Wir streiten uns in aller Öffentlichkeit. Verstehen tut uns aber keiner. Nehmen wir Nachhilfe bei Apotheker*innen und  Zahnärzt*innen und agieren nur mit einer gemeinsamen Stimme! Mit der Zersplitterung im eigenen Lager muss endlich Schluss sein. 

Die Entscheidung, wer uns zukünftig vertritt, wird nicht gefunden, indem wir Haus- oder Facharztlis­ten ankreuzen, sondern indem wir Kolleg*innen  wählen, die uns davon überzeugen konnten, dass sie unsere Interessen vertreten. Das sollten aber bitteschön keine Vertreter von Konzernen sein, die zwar auch Interessen vertreten, aber nicht unsere. Unsere Gewählten müssen sich im Vorfeld auf eine gemeinsame Schnittmenge an Forderungen einigen, was mehr Chancen auf Erfolg hat als mehrere Listen mit sich teilweise widersprechenden Forderungen, von denen dann nicht eine einzige umgesetzt wird.

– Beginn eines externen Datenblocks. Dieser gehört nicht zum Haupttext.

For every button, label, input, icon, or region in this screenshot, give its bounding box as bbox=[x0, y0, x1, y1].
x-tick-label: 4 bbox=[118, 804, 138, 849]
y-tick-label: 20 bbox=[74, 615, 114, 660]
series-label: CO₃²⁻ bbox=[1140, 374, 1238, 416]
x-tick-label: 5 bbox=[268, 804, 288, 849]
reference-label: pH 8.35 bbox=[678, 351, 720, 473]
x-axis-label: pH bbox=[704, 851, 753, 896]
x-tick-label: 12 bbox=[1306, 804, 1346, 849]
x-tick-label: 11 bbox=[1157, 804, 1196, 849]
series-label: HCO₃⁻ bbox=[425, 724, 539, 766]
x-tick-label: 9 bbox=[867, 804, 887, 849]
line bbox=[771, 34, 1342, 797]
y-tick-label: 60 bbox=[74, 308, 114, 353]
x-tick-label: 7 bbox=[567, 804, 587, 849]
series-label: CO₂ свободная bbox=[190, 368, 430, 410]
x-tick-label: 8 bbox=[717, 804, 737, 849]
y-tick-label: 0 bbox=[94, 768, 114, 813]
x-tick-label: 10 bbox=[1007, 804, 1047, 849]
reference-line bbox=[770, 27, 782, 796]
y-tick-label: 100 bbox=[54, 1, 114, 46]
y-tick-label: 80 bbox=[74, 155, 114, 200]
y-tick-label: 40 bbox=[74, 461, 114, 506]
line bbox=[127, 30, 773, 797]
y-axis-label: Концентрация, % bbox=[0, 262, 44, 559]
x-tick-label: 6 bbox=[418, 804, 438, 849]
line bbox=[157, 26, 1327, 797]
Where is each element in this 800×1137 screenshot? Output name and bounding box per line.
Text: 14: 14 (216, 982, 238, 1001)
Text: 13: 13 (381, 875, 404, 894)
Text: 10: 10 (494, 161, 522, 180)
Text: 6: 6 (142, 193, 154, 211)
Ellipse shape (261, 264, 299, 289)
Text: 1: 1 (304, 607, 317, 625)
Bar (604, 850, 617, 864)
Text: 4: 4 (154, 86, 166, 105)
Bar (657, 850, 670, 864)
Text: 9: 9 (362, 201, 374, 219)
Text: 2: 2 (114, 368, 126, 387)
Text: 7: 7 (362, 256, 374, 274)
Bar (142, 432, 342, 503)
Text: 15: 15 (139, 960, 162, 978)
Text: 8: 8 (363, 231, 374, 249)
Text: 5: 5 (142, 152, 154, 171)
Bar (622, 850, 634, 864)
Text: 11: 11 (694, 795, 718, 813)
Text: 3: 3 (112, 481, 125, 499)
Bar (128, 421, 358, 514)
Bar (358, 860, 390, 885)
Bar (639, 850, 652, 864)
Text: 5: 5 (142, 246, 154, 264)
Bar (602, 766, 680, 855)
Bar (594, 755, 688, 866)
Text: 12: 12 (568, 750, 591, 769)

Eine kleine Gruppe vertritt kompetent und professionell uns alle, wenn es beispielsweise darum geht, einen neuen, leistungsgerechten EBM zu erschaffen. Wenn notwendig, müssen auch demokratische Maßnahmen zur besseren Durchsetzung unserer Forderungen wie Streik bzw. Dienst nach Vorschrift (20 Wochenstunden) und Demonstrationen zum Einsatz kommen. Bis zum Ende dieses Jahres können wir das üben, denn die KV-Wahlen stehen an.